I don’t believe that statement for a minute.  The only people who don’t like Egypt’s Tawadros are displaced Muslim Brotherhood.  But this isn’t really about Copts.  It’s about Francis and his brazen and heretical divorce coup.  Not that Francis believes in divorce, no.  He just thinks separation is mandatory in a host of vague and commonplace circumstances, streamlined annulments are in order, and Eucharistic sacrilege is ‘mercy.’

When it comes to the substance of the divorce question, Francis and Tawadros are drawing fire from opposite sides.

The Catholic leader is generally seen as a moderate, with conservatives alarmed that he might relax his Church’s rules banning communion to anyone who divorces and remarries outside the Catholic Church. Tawadros is seen as a hard-liner, staunchly opposed to allowing Copts to dissolve their marriages under virtually any circumstances.

Francis is not seen as a moderate.  He’s seen as seven steps to the left of Catholic.  If someone like John Allen calls you a hard-liner, it just means you’re nice.

In 2011, a movement was founded called “Coptic 38” to campaign to go back to the earlier, more permissive rules. When he took office three years ago, Tawadros rejected that suggestion out of hand.

Despite the criticism, Tawadros appears to have the backing of other Coptic leaders.

On June 25, a traditional Church body called a “millet council” in Alexandria rejected calls for the pope’s removal, calling the selection of the Coptic leader a “divine choice” that cannot be undone.

Certainly the generally conservative ethos of the Church’s leadership suggests Tawadros won’t find much resistance for keeping reformers at bay.

So much for that unpopular Coptic Pope on the brink of removal.

There’s little indication any such putsch against Tawadros is in the cards, yet there are signs his stance is driving a few Copts away. Estimates provided by Peter Ramses El-Naggar, a lawyer who’s part of the “38” movement, are that since 2008 some 1,200 Copts have converted to Islam, which permits divorce, and that 4,000 more have tried to pursue a civil divorce or joined another Christian denomination.

In a country of over 70 million Muslims, Tawadros is such a bad Pope that Copts jump ship at the rate of over 150 per year! (I’m sure none of them are simply caving under pressure.)

Aside from the coincidence that another pope is wrestling with the same problem, Francis may want to take note of the Egyptian debate for another reason. If he relaxes the Catholic position on divorce and remarriage, it could create ecumenical tensions with churches such as the Coptic Orthodox currently struggling to hold the line.

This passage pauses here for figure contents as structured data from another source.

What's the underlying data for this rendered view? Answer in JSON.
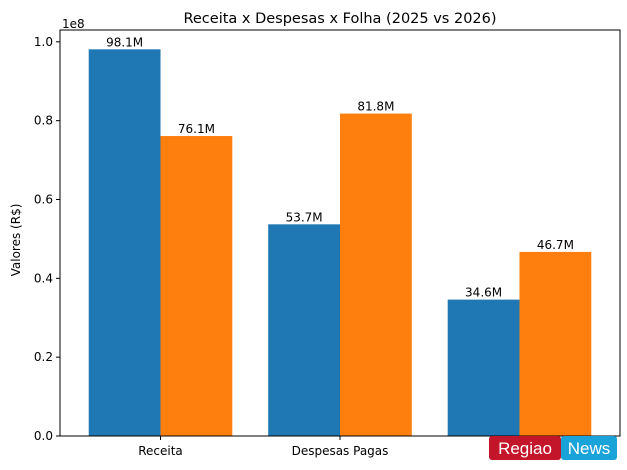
{
  "chart_data": {
    "type": "bar",
    "title": "Receita x Despesas x Folha (2025 vs 2026)",
    "xlabel": "",
    "ylabel": "Valores (R$)",
    "y_offset_label": "1e8",
    "categories": [
      "Receita",
      "Despesas Pagas",
      ""
    ],
    "ylim": [
      0,
      1.03
    ],
    "yticks": [
      0.0,
      0.2,
      0.4,
      0.6,
      0.8,
      1.0
    ],
    "ytick_labels": [
      "0.0",
      "0.2",
      "0.4",
      "0.6",
      "0.8",
      "1.0"
    ],
    "grid": false,
    "legend": "none",
    "series": [
      {
        "color": "#1f77b4",
        "values": [
          0.981,
          0.537,
          0.346
        ],
        "labels": [
          "98.1M",
          "53.7M",
          "34.6M"
        ]
      },
      {
        "color": "#ff7f0e",
        "values": [
          0.761,
          0.818,
          0.467
        ],
        "labels": [
          "76.1M",
          "81.8M",
          "46.7M"
        ]
      }
    ]
  },
  "watermark": {
    "part1": "Regiao",
    "part2": "News",
    "color1": "#c4162a",
    "color2": "#1aa3d9"
  }
}
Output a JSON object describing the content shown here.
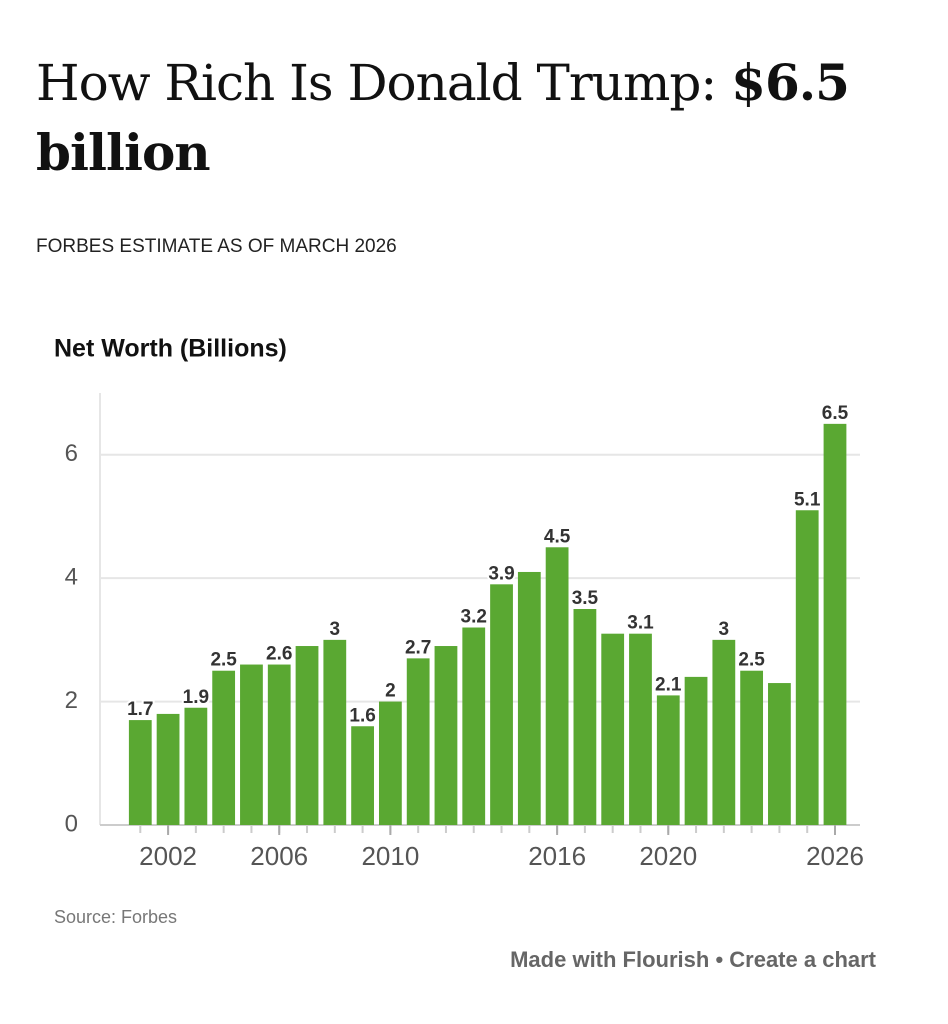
{
  "chart_data": {
    "type": "bar",
    "title": "How Rich Is Donald Trump:",
    "title_highlight": "$6.5 billion",
    "subtitle": "FORBES ESTIMATE AS OF MARCH 2026",
    "y_axis_title": "Net Worth (Billions)",
    "x": [
      2001,
      2002,
      2003,
      2004,
      2005,
      2006,
      2007,
      2008,
      2009,
      2010,
      2011,
      2012,
      2013,
      2014,
      2015,
      2016,
      2017,
      2018,
      2019,
      2020,
      2021,
      2022,
      2023,
      2024,
      2025,
      2026
    ],
    "values": [
      1.7,
      1.8,
      1.9,
      2.5,
      2.6,
      2.6,
      2.9,
      3,
      1.6,
      2,
      2.7,
      2.9,
      3.2,
      3.9,
      4.1,
      4.5,
      3.5,
      3.1,
      3.1,
      2.1,
      2.4,
      3,
      2.5,
      2.3,
      5.1,
      6.5
    ],
    "value_labels": [
      "1.7",
      null,
      "1.9",
      "2.5",
      null,
      "2.6",
      null,
      "3",
      "1.6",
      "2",
      "2.7",
      null,
      "3.2",
      "3.9",
      null,
      "4.5",
      "3.5",
      null,
      "3.1",
      "2.1",
      null,
      "3",
      "2.5",
      null,
      "5.1",
      "6.5"
    ],
    "color": "#5aa832",
    "xlim": [
      1999.55,
      2026.9
    ],
    "xticks": [
      2002,
      2006,
      2010,
      2016,
      2020,
      2026
    ],
    "ylim": [
      0,
      7
    ],
    "yticks": [
      0,
      2,
      4,
      6
    ],
    "grid": true,
    "source": "Source: Forbes",
    "footer": "Made with Flourish • Create a chart"
  }
}
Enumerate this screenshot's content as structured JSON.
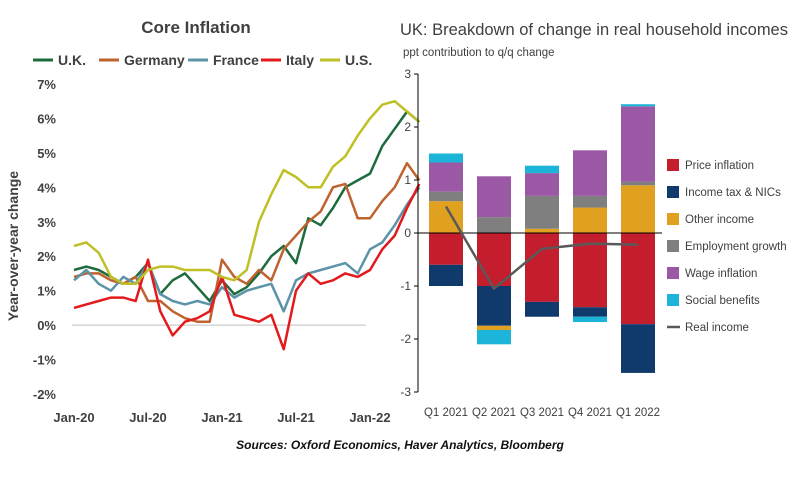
{
  "source": "Sources: Oxford Economics, Haver Analytics, Bloomberg",
  "chart_data": [
    {
      "type": "line",
      "title": "Core Inflation",
      "xlabel": "",
      "ylabel": "Year-over-year change",
      "ylim": [
        -2,
        7
      ],
      "yticks": [
        "-2%",
        "-1%",
        "0%",
        "1%",
        "2%",
        "3%",
        "4%",
        "5%",
        "6%",
        "7%"
      ],
      "xticks": [
        "Jan-20",
        "Jul-20",
        "Jan-21",
        "Jul-21",
        "Jan-22"
      ],
      "legend_position": "top",
      "x_months_from_jan2020": true,
      "series": [
        {
          "name": "U.K.",
          "color": "#1e6b3c",
          "values": [
            1.6,
            1.7,
            1.6,
            1.4,
            1.2,
            1.4,
            1.8,
            0.9,
            1.3,
            1.5,
            1.1,
            0.7,
            1.3,
            0.9,
            1.1,
            1.5,
            2.0,
            2.3,
            1.8,
            3.1,
            2.9,
            3.4,
            4.0,
            4.2,
            4.4,
            5.2,
            5.7,
            6.2,
            5.9
          ]
        },
        {
          "name": "Germany",
          "color": "#c0622e",
          "values": [
            1.4,
            1.5,
            1.5,
            1.3,
            1.2,
            1.4,
            0.7,
            0.7,
            0.4,
            0.2,
            0.1,
            0.1,
            1.9,
            1.4,
            1.2,
            1.6,
            1.3,
            2.2,
            2.6,
            3.0,
            3.3,
            4.0,
            4.1,
            3.1,
            3.1,
            3.6,
            4.0,
            4.7,
            4.2
          ]
        },
        {
          "name": "France",
          "color": "#5b93a8",
          "values": [
            1.3,
            1.6,
            1.2,
            1.0,
            1.4,
            1.2,
            1.8,
            0.9,
            0.7,
            0.6,
            0.7,
            0.6,
            1.1,
            0.8,
            1.0,
            1.1,
            1.2,
            0.4,
            1.3,
            1.5,
            1.6,
            1.7,
            1.8,
            1.5,
            2.2,
            2.4,
            2.9,
            3.5,
            4.0
          ]
        },
        {
          "name": "Italy",
          "color": "#e31a1c",
          "values": [
            0.5,
            0.6,
            0.7,
            0.8,
            0.8,
            0.7,
            1.9,
            0.4,
            -0.3,
            0.1,
            0.2,
            0.4,
            1.4,
            0.3,
            0.2,
            0.1,
            0.3,
            -0.7,
            1.0,
            1.5,
            1.2,
            1.3,
            1.5,
            1.4,
            1.6,
            2.2,
            2.6,
            3.4,
            4.1
          ]
        },
        {
          "name": "U.S.",
          "color": "#bfbf26",
          "values": [
            2.3,
            2.4,
            2.1,
            1.4,
            1.2,
            1.2,
            1.6,
            1.7,
            1.7,
            1.6,
            1.6,
            1.6,
            1.4,
            1.3,
            1.6,
            3.0,
            3.8,
            4.5,
            4.3,
            4.0,
            4.0,
            4.6,
            4.9,
            5.5,
            6.0,
            6.4,
            6.5,
            6.2,
            5.9
          ]
        }
      ]
    },
    {
      "type": "bar",
      "stacked": true,
      "title": "UK: Breakdown of change in real household incomes",
      "subtitle": "ppt contribution to q/q change",
      "xlabel": "",
      "ylabel": "",
      "ylim": [
        -3,
        3
      ],
      "yticks": [
        "-3",
        "-2",
        "-1",
        "0",
        "1",
        "2",
        "3"
      ],
      "categories": [
        "Q1 2021",
        "Q2 2021",
        "Q3 2021",
        "Q4 2021",
        "Q1 2022"
      ],
      "legend_position": "right",
      "series": [
        {
          "name": "Price inflation",
          "color": "#c41e2e",
          "values": [
            -0.6,
            -1.0,
            -1.3,
            -1.4,
            -1.72
          ]
        },
        {
          "name": "Income tax & NICs",
          "color": "#0f3a6b",
          "values": [
            -0.4,
            -0.75,
            -0.28,
            -0.18,
            -0.92
          ]
        },
        {
          "name": "Other income",
          "color": "#e0a020",
          "values": [
            0.6,
            -0.08,
            0.08,
            0.48,
            0.9
          ]
        },
        {
          "name": "Employment growth",
          "color": "#7f7f7f",
          "values": [
            0.18,
            0.3,
            0.62,
            0.22,
            0.07
          ]
        },
        {
          "name": "Wage inflation",
          "color": "#9b59a5",
          "values": [
            0.55,
            0.77,
            0.43,
            0.86,
            1.42
          ]
        },
        {
          "name": "Social benefits",
          "color": "#1cb4d8",
          "values": [
            0.17,
            -0.27,
            0.14,
            -0.1,
            0.04
          ]
        }
      ],
      "line_series": {
        "name": "Real income",
        "color": "#595959",
        "values": [
          0.5,
          -1.05,
          -0.3,
          -0.2,
          -0.22
        ]
      }
    }
  ]
}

Isn’t that the opposite of a Catholic stand?  How in the world can a Pope ‘relax a Catholic position on divorce and remarriage?’ A Pope like Francis might lie about it, but he can’t actually do it.   We aren’t the Protestants here.

No matter what happens to Tawadros, the turmoil illustrates a hard truth which, by now, must be clear to his fellow pope in Rome too: When it comes to divorce and remarriage, somebody’s going to be unhappy no matter what you do.

If faithless sinners aren’t unhappy with the Pope then he’s not doing his job.  If, on the other hand, he’s pleasing faithless sinners left and right then, unlike Pope Tawadros II, he actually should be removed.

If a good pope can be threatened off the throne, a bad one can be taken down.  The Church can’t just let the world impose its own popes.  It’s becoming painfully clear that it just doesn’t work.

Church teaching isn’t going to change, and it isn’t going to hibernate until the world somehow becomes more virtuous. It’s going to sit there, Francis or no Francis, demanding action and assent regardless.